Recent news stories are tallying the cost and time involved in cleaning up the coast, which is taking much longer than anticipated.
When Hurricane Sandy hit the eastern coast of the United States the superstorm damaged much of New York, Connecticut and New Jersey among other states. Now, three months later, the waters off the New Jersey Shore are still full of debris from wrecked boats and other structures.
Cleaning up the mess left behind by Hurricane Sandy is no easy task. The bay is full of boat debris and clean-up crews say that pulling wrecked boats from beneath the waves is difficult. Often mud settles on top of shipwrecked vessels, creating a vacuum effect that complicates extrication. Given the time of year, the water temperature is frigid and winter weather conditions make clean-up operations tougher.

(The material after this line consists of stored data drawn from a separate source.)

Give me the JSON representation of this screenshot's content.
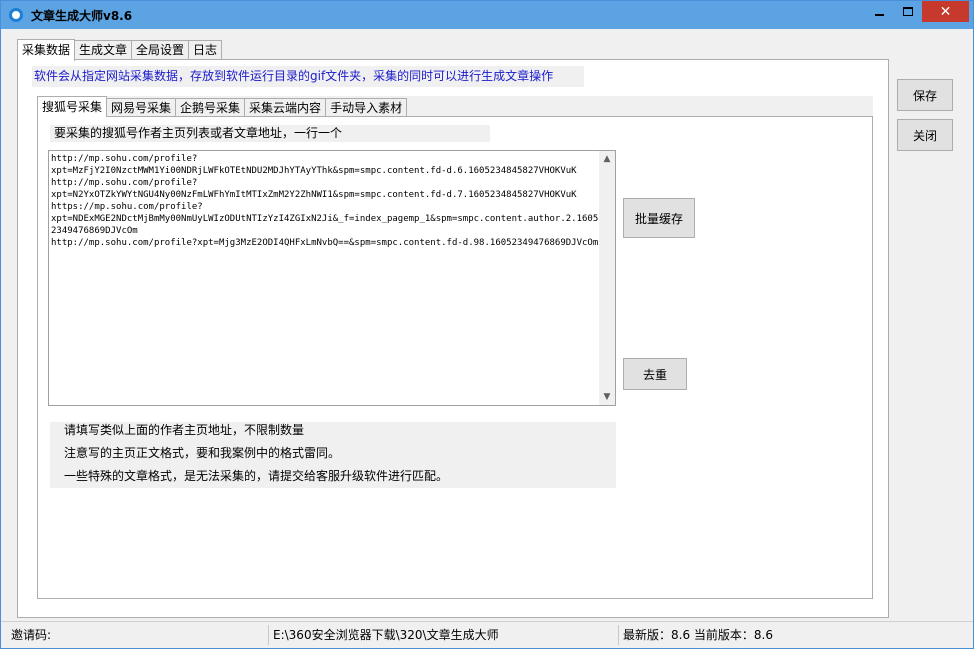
{
  "window": {
    "title": "文章生成大师v8.6",
    "close_glyph": "✕"
  },
  "outer_tabs": [
    {
      "label": "采集数据"
    },
    {
      "label": "生成文章"
    },
    {
      "label": "全局设置"
    },
    {
      "label": "日志"
    }
  ],
  "info_text": "软件会从指定网站采集数据，存放到软件运行目录的gif文件夹，采集的同时可以进行生成文章操作",
  "inner_tabs": [
    {
      "label": "搜狐号采集"
    },
    {
      "label": "网易号采集"
    },
    {
      "label": "企鹅号采集"
    },
    {
      "label": "采集云端内容"
    },
    {
      "label": "手动导入素材"
    }
  ],
  "url_label": "要采集的搜狐号作者主页列表或者文章地址，一行一个",
  "url_text": "http://mp.sohu.com/profile?\nxpt=MzFjY2I0NzctMWM1Yi00NDRjLWFkOTEtNDU2MDJhYTAyYThk&spm=smpc.content.fd-d.6.1605234845827VHOKVuK\nhttp://mp.sohu.com/profile?\nxpt=N2YxOTZkYWYtNGU4Ny00NzFmLWFhYmItMTIxZmM2Y2ZhNWI1&spm=smpc.content.fd-d.7.1605234845827VHOKVuK\nhttps://mp.sohu.com/profile?\nxpt=NDExMGE2NDctMjBmMy00NmUyLWIzODUtNTIzYzI4ZGIxN2Ji&_f=index_pagemp_1&spm=smpc.content.author.2.16052349476869DJVcOm\nhttp://mp.sohu.com/profile?xpt=Mjg3MzE2ODI4QHFxLmNvbQ==&spm=smpc.content.fd-d.98.16052349476869DJVcOm",
  "buttons": {
    "batch_save": "批量缓存",
    "dedupe": "去重",
    "save": "保存",
    "close": "关闭"
  },
  "notes": [
    "请填写类似上面的作者主页地址，不限制数量",
    "注意写的主页正文格式，要和我案例中的格式雷同。",
    "一些特殊的文章格式，是无法采集的，请提交给客服升级软件进行匹配。"
  ],
  "status": {
    "invite": "邀请码:",
    "path": "E:\\360安全浏览器下载\\320\\文章生成大师",
    "version": "最新版：8.6 当前版本：8.6"
  },
  "colors": {
    "titlebar": "#5ba3e2",
    "close_button": "#c7392d",
    "info_text": "#1a1acc"
  }
}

CBS New York reported that a company called AshBritt Environmental has been hired by the state of New Jersey to clean up Barnegat Bay by the end of this month.
Just as many uninsured recreational boaters realized how beneficial comprehensive boat insurance would have been following this disaster, the government needs to somehow cover the unexpected costs associated with repairing the damage inflicted by Sandy’s wrath.
News media say that Sandy has cost New Jersey nearly $37 billion. While the federal government will help to cover some of the costs, perhaps as much as 75 percent of response and clean-up expenses, many towns are borrowing to pay the bills before they receive any reimbursements.
Salvaging damaged boats from where they lie is not a job for amateurs as damaged boats often sink deeper into the mud, slip and move. Divers brave the elements to strap the boats, many vessels as long as 28 feet, and recovery times vary. In just over a week, according to CBS, AshBritt pulled 33 vessels of this size from New Jersey waters.
Efforts will continue for some time as there are estimated to be hundreds more boats in the water, plus parts, entire homes and other debris.